Industrial strength theory and algorithms for discrete optimization via simulation and the impact of supply chain structure on product line architecture

Stochastic simulation is an important tool to model many real-world systems. In many applications, the decision maker wants to use the simulation model to help optimize the design of the system by adjusting the levels of design variables to search for the best system performance, as predicted by simulation output. Discrete Optimization via Simulation research studies systematic ways to achieve this goal when design variables are discrete. Algorithms proposed by academic researchers focus on convergence guarantees and are often too inefficient to solve real-world problems. Commercial software products are based on metaheuristics designed for deterministic optimization problems and largely ignore the stochastic nature of the problem.;In this dissertation, we contribute to the area of Discrete Optimization via Simulation by proposing a framework for designing locally convergent algorithms and implementing a software package to bridge the gap between academic research and industrial practices. We further propose a locally convergent algorithm for solving high-dimensional Discrete Optimization via Simulation problems. Numerical experiments demonstrate that our algorithms have finite-time performance comparable to a leading commercial product and at the same time deliver statistical convergence guarantees that commercial products lack.;The second part of this dissertation looks into the impact of supply chain structure on product line architecture.
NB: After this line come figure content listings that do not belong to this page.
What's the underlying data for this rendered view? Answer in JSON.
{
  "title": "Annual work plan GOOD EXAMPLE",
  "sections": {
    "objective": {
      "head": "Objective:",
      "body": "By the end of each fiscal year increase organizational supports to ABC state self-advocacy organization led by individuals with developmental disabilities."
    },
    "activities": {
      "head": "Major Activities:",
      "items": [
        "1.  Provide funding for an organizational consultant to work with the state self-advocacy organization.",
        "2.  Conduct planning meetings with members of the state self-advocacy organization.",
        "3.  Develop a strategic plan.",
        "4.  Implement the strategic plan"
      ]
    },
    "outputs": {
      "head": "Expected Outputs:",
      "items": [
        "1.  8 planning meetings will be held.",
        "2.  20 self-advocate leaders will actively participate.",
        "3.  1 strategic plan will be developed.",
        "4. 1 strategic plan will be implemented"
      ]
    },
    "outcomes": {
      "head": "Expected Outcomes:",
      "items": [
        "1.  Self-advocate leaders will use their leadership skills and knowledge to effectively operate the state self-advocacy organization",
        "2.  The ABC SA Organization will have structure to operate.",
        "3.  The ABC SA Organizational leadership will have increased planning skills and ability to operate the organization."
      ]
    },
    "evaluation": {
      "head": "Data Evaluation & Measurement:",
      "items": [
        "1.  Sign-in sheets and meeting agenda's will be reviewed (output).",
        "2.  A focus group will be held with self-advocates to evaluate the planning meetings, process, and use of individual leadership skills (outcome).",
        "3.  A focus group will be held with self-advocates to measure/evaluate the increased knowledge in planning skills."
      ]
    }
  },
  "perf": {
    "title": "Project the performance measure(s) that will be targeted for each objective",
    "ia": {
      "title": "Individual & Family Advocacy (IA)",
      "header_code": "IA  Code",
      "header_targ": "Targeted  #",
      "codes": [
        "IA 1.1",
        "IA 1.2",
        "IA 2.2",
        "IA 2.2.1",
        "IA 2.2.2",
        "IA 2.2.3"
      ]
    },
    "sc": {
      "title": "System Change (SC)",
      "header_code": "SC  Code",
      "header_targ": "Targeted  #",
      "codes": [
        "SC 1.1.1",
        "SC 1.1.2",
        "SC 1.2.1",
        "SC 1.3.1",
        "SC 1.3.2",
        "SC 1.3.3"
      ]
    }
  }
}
We examine product line proliferation strategies for firms with different market conditions and supply chain structures in a modular design environment, where a product is made up of a platform and a component. Using a model that combines a nested logit representation of demand with a macro level depiction of supply chain cost structure, we show that a Make-To-Order (MTO) system makes platforms and components complementary, while they may be substitutes in a Make-To-Stock (MTS) system. Furthermore, an MTO system favors a fatter product line with a proliferation of component options, while an MTS system favors a leaner product line with streamlined component options but possibly more platforms. Finally, when a firm is not able to implement the optimal product line architecture due to legacy considerations or uncertainty, we find that, contrary to common belief, an aggressive approach with more platforms may be more effective than a conservative approach with fewer platforms.